If you pay into a pension fund, whether that is at work or a private pension, that fund is invested on your behalf and the "pot" grows. When you draw your pension you draw from that pot. ....the bigger the pot the more you get.... quite a simple concept.
The State Pension does NOT work that way .. there is no "pot" of invested money .. all your National Insurance and Income Tax contributions over the years have all been spent .. every year .. especially as successive governments have run a budget deficit.
All State Pension payments/social security costs/pension credits etc etc .. in fact EVERY SINGLE PENNY THE GOVERNMENT SPENDS comes from this years taxes and borrowings.

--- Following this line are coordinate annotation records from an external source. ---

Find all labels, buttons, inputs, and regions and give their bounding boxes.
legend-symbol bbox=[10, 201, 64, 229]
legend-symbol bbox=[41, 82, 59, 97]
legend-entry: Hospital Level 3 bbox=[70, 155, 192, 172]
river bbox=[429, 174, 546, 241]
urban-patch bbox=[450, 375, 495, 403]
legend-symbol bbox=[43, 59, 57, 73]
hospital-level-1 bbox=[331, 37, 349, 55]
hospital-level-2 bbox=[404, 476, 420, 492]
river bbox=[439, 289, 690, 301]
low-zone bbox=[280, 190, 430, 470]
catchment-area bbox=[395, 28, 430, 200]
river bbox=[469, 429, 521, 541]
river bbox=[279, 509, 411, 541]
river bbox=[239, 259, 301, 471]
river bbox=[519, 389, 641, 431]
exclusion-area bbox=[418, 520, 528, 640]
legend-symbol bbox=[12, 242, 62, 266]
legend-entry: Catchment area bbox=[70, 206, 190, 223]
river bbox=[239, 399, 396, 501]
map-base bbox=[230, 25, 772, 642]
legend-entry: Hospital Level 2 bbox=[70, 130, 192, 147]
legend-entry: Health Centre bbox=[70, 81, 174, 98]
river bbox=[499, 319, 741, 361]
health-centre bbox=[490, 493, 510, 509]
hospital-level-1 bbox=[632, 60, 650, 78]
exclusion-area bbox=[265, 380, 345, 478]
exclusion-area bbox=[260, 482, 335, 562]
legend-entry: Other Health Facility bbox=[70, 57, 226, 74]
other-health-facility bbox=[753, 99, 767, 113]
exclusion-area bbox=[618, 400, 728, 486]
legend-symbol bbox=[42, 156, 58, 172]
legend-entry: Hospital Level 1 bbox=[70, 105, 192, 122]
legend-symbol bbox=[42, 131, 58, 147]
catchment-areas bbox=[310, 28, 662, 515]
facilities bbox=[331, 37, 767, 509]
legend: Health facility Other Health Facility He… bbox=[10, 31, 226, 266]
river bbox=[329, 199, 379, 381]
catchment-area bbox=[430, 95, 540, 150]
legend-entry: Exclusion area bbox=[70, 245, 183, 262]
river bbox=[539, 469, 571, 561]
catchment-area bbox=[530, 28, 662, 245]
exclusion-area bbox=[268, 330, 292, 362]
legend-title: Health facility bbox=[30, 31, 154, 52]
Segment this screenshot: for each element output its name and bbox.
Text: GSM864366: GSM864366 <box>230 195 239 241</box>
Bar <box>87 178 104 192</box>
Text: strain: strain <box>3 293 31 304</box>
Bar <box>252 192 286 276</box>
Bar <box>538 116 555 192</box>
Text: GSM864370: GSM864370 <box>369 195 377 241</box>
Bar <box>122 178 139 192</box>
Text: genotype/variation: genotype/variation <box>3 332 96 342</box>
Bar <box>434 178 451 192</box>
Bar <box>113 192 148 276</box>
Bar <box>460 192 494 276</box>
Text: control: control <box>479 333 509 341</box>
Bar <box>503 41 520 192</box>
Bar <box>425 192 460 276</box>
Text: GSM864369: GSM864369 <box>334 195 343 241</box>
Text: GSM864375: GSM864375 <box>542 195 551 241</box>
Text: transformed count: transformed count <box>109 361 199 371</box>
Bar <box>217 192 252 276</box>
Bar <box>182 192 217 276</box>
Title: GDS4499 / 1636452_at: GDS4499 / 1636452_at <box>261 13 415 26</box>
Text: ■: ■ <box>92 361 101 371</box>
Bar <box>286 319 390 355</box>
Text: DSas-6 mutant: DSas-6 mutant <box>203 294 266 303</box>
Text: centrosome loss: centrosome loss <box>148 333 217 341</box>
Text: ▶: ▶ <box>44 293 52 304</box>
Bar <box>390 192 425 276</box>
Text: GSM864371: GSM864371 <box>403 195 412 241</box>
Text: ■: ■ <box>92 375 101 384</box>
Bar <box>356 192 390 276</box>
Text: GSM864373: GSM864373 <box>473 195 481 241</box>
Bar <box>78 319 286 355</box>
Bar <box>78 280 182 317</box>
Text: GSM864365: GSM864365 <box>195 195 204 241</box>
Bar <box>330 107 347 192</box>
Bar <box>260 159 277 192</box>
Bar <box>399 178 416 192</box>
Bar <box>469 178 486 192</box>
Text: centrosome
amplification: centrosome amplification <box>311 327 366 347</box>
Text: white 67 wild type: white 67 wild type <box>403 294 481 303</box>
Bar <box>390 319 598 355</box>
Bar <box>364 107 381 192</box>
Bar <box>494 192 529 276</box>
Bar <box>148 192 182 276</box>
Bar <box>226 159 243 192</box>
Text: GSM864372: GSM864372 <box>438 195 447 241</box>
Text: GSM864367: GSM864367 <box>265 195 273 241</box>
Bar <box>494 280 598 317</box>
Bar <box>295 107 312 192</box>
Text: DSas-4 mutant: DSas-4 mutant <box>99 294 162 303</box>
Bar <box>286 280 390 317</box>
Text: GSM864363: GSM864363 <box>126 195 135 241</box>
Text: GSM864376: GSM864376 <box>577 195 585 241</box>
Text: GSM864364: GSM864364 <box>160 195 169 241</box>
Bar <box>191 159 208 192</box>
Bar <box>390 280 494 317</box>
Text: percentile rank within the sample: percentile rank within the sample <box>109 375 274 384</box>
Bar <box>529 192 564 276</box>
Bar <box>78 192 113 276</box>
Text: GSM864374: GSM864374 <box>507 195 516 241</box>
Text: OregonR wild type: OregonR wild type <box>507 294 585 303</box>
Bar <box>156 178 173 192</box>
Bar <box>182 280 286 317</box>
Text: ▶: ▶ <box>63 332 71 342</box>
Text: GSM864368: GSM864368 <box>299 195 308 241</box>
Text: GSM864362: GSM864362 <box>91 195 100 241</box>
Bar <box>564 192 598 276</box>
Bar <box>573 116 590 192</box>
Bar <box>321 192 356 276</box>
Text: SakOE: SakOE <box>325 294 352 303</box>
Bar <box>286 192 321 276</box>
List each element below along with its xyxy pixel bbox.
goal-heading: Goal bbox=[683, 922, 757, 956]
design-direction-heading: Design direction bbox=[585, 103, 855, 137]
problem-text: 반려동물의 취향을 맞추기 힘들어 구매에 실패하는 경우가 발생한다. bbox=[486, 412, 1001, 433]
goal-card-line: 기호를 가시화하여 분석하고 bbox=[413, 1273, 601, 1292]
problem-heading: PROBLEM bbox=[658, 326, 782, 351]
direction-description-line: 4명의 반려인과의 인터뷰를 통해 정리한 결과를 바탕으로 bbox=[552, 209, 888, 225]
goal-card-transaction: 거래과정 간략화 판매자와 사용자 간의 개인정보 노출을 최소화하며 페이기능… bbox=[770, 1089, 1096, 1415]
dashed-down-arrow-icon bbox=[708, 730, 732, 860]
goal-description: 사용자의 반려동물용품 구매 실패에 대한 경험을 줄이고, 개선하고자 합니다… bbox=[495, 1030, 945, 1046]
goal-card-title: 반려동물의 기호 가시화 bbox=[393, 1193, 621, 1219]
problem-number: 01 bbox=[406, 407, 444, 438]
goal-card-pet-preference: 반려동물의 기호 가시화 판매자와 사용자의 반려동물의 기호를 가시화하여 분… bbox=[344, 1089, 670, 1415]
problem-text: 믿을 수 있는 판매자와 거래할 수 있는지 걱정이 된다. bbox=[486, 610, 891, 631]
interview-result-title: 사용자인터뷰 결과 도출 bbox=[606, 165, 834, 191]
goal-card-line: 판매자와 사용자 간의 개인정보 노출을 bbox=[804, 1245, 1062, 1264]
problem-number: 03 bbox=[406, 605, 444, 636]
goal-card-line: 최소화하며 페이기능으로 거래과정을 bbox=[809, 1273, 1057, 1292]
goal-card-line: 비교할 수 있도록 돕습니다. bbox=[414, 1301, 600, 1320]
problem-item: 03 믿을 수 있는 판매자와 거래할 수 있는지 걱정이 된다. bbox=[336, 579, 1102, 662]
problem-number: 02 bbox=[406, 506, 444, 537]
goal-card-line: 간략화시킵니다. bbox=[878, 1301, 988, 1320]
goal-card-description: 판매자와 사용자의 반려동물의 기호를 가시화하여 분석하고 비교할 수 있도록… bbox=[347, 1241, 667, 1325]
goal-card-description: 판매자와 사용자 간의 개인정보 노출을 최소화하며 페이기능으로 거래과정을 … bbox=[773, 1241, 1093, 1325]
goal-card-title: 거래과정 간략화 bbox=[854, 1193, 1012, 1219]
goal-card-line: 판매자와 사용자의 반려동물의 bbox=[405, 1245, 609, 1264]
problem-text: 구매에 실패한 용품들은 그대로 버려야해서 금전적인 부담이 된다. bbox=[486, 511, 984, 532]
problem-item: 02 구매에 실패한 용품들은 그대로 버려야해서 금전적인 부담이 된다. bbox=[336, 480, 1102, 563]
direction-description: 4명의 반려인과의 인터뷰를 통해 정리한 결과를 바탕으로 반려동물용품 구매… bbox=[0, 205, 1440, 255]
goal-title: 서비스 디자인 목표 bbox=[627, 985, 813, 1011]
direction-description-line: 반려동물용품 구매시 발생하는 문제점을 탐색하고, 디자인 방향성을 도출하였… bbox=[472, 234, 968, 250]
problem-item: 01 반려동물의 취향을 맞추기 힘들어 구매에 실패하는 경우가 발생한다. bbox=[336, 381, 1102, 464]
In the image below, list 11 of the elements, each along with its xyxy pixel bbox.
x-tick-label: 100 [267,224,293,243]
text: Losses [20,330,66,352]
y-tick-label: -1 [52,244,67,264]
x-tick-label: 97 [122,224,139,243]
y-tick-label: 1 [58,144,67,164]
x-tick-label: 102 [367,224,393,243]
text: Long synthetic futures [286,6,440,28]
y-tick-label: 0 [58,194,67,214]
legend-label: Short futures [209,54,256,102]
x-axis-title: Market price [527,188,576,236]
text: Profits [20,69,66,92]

Thus the size of the State Pension and any increases are not linked to the size or profitability of the non-existent pot .. but are decreed by Government, and paid for by present taxpayers, so it cannot, correctly, be called a pension. It is paid to pensioners because they "benefit" from the fact that the present day work force are paying taxes, without them there would be no government income, and that is half the problem .. with more and more elderly folk claiming the state pension, there are simply not enough folk in work to cover the cost. It was once quoted (way back in 1983 when I did my Commerce course) that it then took 9 workers to pay for 1 pensioner ... I've no idea what the required ratio is now.